Items That Become Cheaper
| Item / Category | Change Made | Likely Impact on You |
|---|---|---|
| 17 specified cancer drugs | Basic Customs Duty (BCD) fully exempted | Lower cost for chemotherapy and targeted therapies |
| 7 medicines for rare diseases | Added to duty-free list | Relief for families facing high-cost orphan drugs |
| Parts of microwave ovens | BCD reduced to 10% | Microwave ovens and related appliances slightly cheaper |
| Inputs for seafood processing | Import duty concessions and higher limit | Processed seafood and exports-linked prices ease |
| Biogas-mixed CNG | Excise duty exclusion extended | Cleaner cooking and vehicle fuel marginally cheaper |
| Lithium-ion cells and battery materials | Exemptions continued and expanded | Electric vehicles, solar batteries get small relief |
| Critical minerals (graphite, quartz, etc.) | BCD exempted for key uses | Cheaper batteries, electronics, solar panels |
| Aircraft parts for MRO | BCD set to nil | Lower maintenance cost for airlines (indirect fare benefit) |
| Sports goods (select categories) | Duty relief on imports | Imported sports equipment and gear slightly cheaper |
| Overseas tour packages | TCS reduced from 20% to 2% | International holidays and travel packages affordable |
| Foreign education / medical remittances | TCS lowered to 2% | Easier to send money for studies or treatment abroad |
| Solar glass and certain EV components | BCD cuts / exemptions | Solar rooftop systems and EVs marginally cheaper |
These changes are narrow and targeted. They help health, green energy and travel without giving broad relief to daily expenses.

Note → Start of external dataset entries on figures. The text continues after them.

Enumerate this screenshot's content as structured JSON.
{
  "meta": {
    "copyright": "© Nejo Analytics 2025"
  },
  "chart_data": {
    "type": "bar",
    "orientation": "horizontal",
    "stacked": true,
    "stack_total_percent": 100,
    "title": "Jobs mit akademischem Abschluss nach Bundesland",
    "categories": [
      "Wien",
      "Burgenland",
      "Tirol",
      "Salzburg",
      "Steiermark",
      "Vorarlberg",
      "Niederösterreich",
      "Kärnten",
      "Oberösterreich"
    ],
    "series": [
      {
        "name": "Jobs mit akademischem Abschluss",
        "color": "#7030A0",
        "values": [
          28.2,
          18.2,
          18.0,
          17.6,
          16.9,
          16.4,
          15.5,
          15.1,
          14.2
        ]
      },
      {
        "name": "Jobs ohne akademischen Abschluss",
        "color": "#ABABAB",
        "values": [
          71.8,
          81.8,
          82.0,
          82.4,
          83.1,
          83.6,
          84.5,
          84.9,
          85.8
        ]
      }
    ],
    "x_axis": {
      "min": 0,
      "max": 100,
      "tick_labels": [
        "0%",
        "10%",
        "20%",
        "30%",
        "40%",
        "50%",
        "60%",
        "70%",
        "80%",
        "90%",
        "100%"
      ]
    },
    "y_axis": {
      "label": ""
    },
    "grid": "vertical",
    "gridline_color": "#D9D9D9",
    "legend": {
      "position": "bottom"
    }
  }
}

Items That Become Costlier
| Item / Category | Change Made | Likely Impact on You |
|---|---|---|
| Alcohol (IMFL, beer, country liquor) | Excise duty increased across categories | Liquor prices rise in shops and bars |
| Cigarettes and tobacco products | Specific excise duty hiked | Smoking and chewing tobacco become more expensive |
| Pan masala and chewing tobacco | Duties raised further | Gutka, pan products cost more |
| Commercial LPG cylinders | Price increased by ₹49 per cylinder | Restaurants, dhabas and small hotels face higher fuel bills |
| Futures and options trading (F&O) | STT sharply hiked (futures 0.05%, options 0.15%) | Trading costs rise, retail profits shrink |
| Nuclear reactor components (select) | Customs duty increased | Indirect impact on power tariffs over time |
| Iron ore, coal and select minerals | Import duties raised in some cases | Steel, cement and electricity generation costs up |
| Umbrellas and parts | Specific minimum duty introduced | Rain gear and umbrellas slightly more expensive |
| Luxury imports (high-end consumer goods) | Duties unchanged or selectively up | Premium watches, perfumes, gadgets costlier |
The increases focus on sin goods and financial speculation. The government wants to discourage tobacco use and curb excessive trading while raising modest revenue.
Quick Reality Check for Households
- Health gets a quiet win: cancer drugs and rare disease medicines become more accessible.
- Green push continues: EVs, solar and biogas get small support.
- International travel feels lighter: lower TCS on packages and remittances.
- Vice taxes rise: alcohol, tobacco and gutka users will pay more.
- Traders feel the pinch: F&O costs go up sharply, which may reduce retail participation.
- Daily essentials stay unchanged: petrol, diesel, cooking gas (for domestic use), groceries and personal income tax see no major movement.
Fuel remains the biggest unchanged item. No excise cut. No hike either. This keeps petrol and diesel prices stable in the short term, but global oil swings will still decide what you pay at the pump.
The Budget avoids big price shocks. It avoids big relief too. Most changes are sectoral. They help specific groups — cancer patients, EV buyers, foreign travellers — without touching the broad middle-class budget. Mehngai kam nahi hui. Par zyada bigdi bhi nahi. That sums up the price impact of Budget 2026. Steady. Cautious. No fireworks.